As NWEA prepares to release 2015 norms this summer, I am exploring the thoughtful use of norms in a series of four posts. The first post focused on understanding what norms are and how to judge the quality and usefulness of normative data. The second post explained what status norms are, how to interpret them, and how they may be used to make decisions about students. The third post explored how NWEA leverages our norms data to link to instructional content. In this final post, I will focus on growth norms both for the individual and for the school.
Why Understanding Growth is Important
An understanding of growth as captured in growth norms provides an important context for evaluating programs and for evaluating claims about the efficacy of potential new programs. Many curricular providers offer case studies that follow a pre-test/post-test model and then determine if the change between the two scores is statistically significant. Some have even used MAP data in this way. Focusing on the change from pre- to post- test can be misleading, as growth may occur with or without the curriculum product, so it can be difficult to assign attribution for the growth. The real questions educators want answered are:
- Did students show more or less growth than expected?

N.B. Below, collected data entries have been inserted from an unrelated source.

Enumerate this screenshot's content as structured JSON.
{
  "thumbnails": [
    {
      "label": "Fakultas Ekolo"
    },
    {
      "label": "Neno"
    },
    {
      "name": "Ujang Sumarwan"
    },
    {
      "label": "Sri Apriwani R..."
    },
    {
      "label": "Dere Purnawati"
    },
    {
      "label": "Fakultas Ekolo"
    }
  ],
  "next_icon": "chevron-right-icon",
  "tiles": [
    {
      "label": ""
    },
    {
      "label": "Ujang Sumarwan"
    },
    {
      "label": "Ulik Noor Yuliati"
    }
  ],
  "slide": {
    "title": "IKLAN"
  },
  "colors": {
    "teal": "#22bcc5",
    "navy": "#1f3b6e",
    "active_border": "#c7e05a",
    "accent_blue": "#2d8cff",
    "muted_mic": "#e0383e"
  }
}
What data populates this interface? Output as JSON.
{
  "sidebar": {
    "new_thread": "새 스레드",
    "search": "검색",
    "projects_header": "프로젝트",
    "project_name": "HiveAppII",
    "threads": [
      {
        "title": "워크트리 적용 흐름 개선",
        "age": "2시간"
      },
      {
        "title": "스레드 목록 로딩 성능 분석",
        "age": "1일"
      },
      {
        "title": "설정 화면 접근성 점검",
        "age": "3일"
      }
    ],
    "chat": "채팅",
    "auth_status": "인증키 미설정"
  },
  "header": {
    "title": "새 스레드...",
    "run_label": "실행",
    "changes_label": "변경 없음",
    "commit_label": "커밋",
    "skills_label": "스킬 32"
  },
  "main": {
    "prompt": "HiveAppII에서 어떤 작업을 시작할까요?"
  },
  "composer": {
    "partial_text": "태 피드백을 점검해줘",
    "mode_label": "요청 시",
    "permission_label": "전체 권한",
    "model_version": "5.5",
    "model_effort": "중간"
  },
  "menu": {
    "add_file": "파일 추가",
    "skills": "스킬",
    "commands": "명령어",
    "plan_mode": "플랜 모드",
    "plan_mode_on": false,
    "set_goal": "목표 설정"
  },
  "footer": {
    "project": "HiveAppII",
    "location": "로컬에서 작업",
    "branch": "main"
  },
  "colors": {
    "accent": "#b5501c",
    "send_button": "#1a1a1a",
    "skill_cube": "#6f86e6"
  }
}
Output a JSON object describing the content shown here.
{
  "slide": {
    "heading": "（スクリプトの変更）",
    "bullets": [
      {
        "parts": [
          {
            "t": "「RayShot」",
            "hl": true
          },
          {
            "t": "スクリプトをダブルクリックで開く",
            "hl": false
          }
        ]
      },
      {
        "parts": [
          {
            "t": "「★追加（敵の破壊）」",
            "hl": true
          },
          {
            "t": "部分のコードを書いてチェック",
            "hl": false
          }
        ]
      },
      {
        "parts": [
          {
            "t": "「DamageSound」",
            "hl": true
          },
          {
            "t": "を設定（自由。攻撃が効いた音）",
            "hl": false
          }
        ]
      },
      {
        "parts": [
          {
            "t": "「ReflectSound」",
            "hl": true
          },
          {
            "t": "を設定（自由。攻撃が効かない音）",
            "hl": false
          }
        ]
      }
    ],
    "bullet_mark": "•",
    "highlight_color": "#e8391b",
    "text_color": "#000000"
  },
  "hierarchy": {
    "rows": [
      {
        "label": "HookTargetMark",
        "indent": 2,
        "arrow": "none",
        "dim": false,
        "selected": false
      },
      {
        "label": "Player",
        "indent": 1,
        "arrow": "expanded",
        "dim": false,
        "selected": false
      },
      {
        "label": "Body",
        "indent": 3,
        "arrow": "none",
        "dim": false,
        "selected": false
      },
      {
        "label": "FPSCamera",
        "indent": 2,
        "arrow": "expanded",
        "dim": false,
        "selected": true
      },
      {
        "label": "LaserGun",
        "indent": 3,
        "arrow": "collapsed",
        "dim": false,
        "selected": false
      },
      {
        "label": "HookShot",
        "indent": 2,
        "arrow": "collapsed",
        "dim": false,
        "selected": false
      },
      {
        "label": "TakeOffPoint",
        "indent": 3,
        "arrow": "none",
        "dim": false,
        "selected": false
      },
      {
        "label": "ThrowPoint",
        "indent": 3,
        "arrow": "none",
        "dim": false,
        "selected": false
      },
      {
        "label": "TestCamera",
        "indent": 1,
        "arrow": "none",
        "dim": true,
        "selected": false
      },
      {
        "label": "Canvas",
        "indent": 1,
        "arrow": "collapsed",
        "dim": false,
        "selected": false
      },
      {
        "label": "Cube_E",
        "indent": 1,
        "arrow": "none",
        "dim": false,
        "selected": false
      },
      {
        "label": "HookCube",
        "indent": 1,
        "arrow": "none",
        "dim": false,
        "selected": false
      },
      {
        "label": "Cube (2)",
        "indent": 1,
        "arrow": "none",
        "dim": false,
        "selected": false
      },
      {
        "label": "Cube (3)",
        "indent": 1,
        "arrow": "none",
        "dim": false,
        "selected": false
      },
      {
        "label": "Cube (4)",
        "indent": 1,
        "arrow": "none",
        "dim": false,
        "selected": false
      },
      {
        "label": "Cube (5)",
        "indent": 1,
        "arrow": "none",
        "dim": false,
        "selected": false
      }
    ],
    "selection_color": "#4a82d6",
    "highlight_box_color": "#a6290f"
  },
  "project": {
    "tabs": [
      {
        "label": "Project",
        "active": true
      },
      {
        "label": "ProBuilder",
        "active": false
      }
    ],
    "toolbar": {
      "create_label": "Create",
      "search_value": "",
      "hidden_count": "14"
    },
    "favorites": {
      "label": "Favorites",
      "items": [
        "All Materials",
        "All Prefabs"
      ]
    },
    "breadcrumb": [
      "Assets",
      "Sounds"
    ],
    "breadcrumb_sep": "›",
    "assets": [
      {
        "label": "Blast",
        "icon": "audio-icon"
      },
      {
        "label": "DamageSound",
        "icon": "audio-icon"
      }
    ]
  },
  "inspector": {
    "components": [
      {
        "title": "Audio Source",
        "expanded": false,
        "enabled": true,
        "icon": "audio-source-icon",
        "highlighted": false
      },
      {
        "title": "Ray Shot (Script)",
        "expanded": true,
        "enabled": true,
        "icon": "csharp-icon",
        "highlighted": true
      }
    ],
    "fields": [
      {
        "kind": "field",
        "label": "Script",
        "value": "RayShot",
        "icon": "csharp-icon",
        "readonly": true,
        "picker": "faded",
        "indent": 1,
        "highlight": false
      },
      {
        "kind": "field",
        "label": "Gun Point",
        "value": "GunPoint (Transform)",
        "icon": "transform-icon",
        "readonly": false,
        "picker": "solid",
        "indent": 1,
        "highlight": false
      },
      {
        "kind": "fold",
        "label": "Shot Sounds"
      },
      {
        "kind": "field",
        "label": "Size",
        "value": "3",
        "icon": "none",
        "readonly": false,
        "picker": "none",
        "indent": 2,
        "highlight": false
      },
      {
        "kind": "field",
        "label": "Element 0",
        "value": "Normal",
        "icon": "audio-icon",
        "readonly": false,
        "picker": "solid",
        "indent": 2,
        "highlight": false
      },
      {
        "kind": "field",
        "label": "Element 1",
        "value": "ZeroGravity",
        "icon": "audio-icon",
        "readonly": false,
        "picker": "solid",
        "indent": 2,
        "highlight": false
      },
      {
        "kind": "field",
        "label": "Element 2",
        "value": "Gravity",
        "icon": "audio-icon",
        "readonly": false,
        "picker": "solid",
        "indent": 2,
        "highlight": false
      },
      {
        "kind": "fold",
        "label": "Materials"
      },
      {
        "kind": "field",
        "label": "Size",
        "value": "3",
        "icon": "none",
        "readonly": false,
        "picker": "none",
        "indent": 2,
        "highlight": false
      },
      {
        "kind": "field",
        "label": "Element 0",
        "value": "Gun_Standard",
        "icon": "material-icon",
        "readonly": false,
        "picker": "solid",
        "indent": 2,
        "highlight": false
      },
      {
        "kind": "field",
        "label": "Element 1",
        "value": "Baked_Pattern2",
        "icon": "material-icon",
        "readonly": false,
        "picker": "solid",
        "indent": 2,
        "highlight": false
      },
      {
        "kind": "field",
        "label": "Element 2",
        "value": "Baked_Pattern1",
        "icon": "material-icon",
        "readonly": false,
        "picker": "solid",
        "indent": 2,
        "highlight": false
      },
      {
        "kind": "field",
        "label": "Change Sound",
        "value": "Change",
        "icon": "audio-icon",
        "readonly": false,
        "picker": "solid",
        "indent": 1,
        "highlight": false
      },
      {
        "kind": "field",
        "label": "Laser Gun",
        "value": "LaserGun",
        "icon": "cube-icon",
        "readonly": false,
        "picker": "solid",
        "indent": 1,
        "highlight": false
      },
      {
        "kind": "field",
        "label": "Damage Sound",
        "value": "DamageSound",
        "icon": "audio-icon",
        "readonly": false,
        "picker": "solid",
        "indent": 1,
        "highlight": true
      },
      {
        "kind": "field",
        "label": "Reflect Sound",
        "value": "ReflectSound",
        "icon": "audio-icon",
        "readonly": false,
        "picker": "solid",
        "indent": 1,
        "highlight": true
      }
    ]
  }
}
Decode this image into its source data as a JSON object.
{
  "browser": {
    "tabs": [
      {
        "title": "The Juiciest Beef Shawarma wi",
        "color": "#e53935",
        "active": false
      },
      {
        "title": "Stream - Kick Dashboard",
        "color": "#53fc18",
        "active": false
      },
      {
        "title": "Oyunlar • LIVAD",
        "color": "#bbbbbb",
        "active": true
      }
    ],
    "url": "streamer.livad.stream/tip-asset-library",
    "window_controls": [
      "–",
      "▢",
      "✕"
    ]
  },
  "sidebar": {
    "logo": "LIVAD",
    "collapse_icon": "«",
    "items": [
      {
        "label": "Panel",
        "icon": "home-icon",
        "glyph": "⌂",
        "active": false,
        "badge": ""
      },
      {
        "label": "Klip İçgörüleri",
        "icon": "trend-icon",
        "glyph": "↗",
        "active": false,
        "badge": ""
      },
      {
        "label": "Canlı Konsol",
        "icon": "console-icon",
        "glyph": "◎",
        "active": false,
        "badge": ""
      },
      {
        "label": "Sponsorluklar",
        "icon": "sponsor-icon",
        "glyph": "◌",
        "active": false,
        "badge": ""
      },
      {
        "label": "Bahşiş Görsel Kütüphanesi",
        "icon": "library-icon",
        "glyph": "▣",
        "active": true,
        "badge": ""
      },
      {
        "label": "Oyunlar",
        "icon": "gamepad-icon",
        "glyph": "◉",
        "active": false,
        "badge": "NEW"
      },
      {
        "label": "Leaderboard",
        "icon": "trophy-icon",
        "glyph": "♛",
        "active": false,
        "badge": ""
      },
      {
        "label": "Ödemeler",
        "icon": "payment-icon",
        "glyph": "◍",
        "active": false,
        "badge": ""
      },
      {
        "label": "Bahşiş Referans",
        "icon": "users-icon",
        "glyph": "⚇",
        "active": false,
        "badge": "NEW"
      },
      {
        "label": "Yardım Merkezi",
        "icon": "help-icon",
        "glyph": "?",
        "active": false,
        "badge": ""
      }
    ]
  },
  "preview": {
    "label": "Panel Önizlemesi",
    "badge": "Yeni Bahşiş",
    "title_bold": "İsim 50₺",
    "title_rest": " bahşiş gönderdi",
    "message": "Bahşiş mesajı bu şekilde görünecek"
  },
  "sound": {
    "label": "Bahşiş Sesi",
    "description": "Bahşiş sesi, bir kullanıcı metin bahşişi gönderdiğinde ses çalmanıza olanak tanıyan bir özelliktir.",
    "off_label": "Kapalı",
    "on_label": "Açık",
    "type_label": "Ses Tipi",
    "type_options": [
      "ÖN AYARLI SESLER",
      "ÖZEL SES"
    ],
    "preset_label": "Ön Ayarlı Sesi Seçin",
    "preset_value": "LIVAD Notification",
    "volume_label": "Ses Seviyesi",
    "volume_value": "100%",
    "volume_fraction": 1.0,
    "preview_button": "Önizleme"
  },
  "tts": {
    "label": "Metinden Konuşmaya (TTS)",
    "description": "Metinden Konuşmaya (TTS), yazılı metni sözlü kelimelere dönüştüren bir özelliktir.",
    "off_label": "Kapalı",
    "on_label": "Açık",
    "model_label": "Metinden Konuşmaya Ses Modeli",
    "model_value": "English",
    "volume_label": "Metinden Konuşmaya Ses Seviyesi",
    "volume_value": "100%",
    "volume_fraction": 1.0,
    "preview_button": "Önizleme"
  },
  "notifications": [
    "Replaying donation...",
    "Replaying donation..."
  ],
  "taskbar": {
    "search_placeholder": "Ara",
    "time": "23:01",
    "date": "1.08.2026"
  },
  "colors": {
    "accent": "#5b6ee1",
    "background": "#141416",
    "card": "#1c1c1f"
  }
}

- Did students do better than they would have had we not implemented this program?
- For what percent of the students was this instruction successful?
NWEA growth norms provide the tools that MAP partners need to answer these questions. Partners can see how much each student grew and where that growth is in terms of a percentile for each student. Aggregating that data provides the most useful information for judging a program’s effectiveness. I acknowledge that there are many other factors in judging efficacy of a program or in evaluating potential new programs, but simply note my focus here is norms. But looking at a program’s usefulness through the lens of either student or school growth norms makes the most sense. In looking at evidence for new program adoption, educators should discount evidence that simply compares pre and post test scores to claim success.
Student Growth Norms
The real power of MAP and MPG is in measuring growth over time and in being able to compare each student’s measured growth to growth norms. NWEA makes this easy for educators by offering the Conditional Growth Index (CGI) which allows for comparisons based on subject, grade-level, starting RIT and instructional weeks. Using growth norms, teachers can not only determine whether a student met or missed a target, but also where that student’s growth stands in comparison to other students with similar starting RIT scores and weeks of instruction—percentile rank. Accounting for instructional progress in growth norms is something only NWEA offers. Growth norms provide teachers the necessary context for setting individual student growth targets, a powerful way to help students take ownership of their own learning. With the 2015 norms release, NWEA will provide a table showing mean growth for each grade through grade 8 for three time periods: fall > winter, winter > spring and fall > spring. Each mean will be accompanied by the standard deviation. The standard deviation gives a good indication of how clustered the range of student growth is around the mean score.
School Growth Norms
NWEA is providing school level norms for 2015 in a manner that is much easier to use. In the new reports educators will no longer need to use the Achievement Status and Growth (ASG) calculator in the ASG Summary Report, and school norms will be built into the Student Growth Summary Report. Though the reports will eliminate having to rely on the calculator, it will still be available. School level norms are useful to compare the performance of one grade to the performance of the same grade as in the national norms. The school level norms provide a conditional growth index (CGI) which accounts for instructional weeks for each grade and a percentile for the CGI to make the comparison straightforward. School norms are a particularly useful – and really a fairer – way to compare groups and to compare the performance of a group over time because group performance is much harder to change than individual performance. The 2015 growth norms cover six periods, up from four in 2011. NWEA will provide a table showing school mean growth for each grade through grade 8 for three of those time periods: : fall > winter, winter > spring and fall > spring. Each mean will be accompanied by the standard deviation. The standard deviation for a grade level is much smaller showing that grade level scores are more clustered around the mean than individual scores, emphasizing the point that group scores are harder to change.
Better and Easier
NWEA understands the importance of our norms data. With each release of the norms, we try to offer the highest technical quality data we can by incrementally improving our psychometric processes. In the 2015 release we have also made strides in making the data easier to access and use.